Researchers at the University of Liverpool have demonstrated how SARS-CoV-2 viral proteases assault the host cell and how this may be targeted to limit virus replication in cell culture using medicines that are already in clinical trials or are in development.
The new results, which were published in Nature Communications today (September 21, 2021), provide a valuable resource for understanding proteolysis in the context of viral infection and informing the development of tailored methods to combat the virus that causes Covid-19.
During the epidemic, SARS-CoV-2 was responsible for roughly 227 million infections and 4.6 million fatalities globally. An increased knowledge of SARS-basic CoV-2’s biology will aid efforts to test, treat, and vaccine against the virus.
SARS-CoV-2 reproduction requires both viral and cellular proteases, and drugs targeting proteases have already been demonstrated to suppress SARS-CoV-2 replication in cell culture models.
Researchers from the University of Liverpool and the Institut Pasteur in Paris utilized mass spectrometry to investigate proteolytic cleavage events during SARS-CoV-2 infection in this study.
“Mass spectrometry-based approaches to identify protease substrates have existed for a number of years, but they have only seen limited application to the study of viral substrates, and had not previously been applied to the study of proteolysis during coronavirus infection,” says lead author Dr. Emmott Edward, a Tenure-Track Fellow at the University’s Institute of Systems, Molecular, and Interdisciplinary Research.
Multiple viral proteins, including key antigenic proteins S and N, which are the principal targets for vaccine and antibody testing, were discovered to have hitherto undiscovered cleavage sites.
They observed substantial increases in cellular cleavage events consistent with SARS-CoV-2 major protease (Mpro) cleavage and identified 14 putative high-confidence substrates of the main and papain-like proteases, with in vitro tests confirming a subset.
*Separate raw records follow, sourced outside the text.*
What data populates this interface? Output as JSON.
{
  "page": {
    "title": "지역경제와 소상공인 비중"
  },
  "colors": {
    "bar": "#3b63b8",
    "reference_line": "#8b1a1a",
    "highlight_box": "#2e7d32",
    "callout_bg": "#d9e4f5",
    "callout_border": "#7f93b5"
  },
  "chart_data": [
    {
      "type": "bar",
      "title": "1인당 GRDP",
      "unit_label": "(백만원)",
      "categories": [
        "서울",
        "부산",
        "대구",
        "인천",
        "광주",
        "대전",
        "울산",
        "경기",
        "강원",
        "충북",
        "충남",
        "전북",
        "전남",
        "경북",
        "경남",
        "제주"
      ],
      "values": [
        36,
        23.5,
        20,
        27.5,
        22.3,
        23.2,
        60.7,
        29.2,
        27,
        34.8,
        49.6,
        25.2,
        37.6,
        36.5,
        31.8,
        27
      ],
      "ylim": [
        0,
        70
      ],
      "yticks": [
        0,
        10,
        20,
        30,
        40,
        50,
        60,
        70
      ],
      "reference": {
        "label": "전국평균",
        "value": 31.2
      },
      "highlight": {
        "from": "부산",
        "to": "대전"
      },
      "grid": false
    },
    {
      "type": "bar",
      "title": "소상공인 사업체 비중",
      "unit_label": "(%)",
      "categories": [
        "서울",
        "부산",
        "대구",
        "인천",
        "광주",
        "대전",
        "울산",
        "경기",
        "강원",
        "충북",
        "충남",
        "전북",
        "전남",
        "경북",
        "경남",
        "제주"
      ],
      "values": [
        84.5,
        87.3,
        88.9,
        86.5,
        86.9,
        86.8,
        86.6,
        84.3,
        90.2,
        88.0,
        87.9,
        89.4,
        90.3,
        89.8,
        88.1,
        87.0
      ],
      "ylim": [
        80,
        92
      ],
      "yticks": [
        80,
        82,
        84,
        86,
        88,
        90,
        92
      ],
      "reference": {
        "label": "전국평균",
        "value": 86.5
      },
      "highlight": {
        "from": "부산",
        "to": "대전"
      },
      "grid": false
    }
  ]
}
They went on to show that siRNA depletion of these cellular proteins suppresses SARS-CoV-2 replication and that medicines targeting two of these proteins, the tyrosine kinase SRC and the Ser/Thr kinase MYLK, reduced SARS-CoV-2 titers in a dose-dependent manner.
In a human cell line model of infection, both Bafetinib (an investigational cancer medication) and Sorafenib (an authorized medicine used to treat kidney and liver cancer) inhibited SARS-CoV-2 at doses that did not cause cytotoxicity.
“A better knowledge of how proteolytic cleavage is controlled, regulates protein function, and aids viral reproduction will be critical for targeting cellular substrates of viral proteases as a therapeutic strategy,” Dr. Emmott stated.
“As more SARS-CoV-2 variations emerge, including post-translational modification data from research like these might help predict phenotypes from genomic data on future variants.”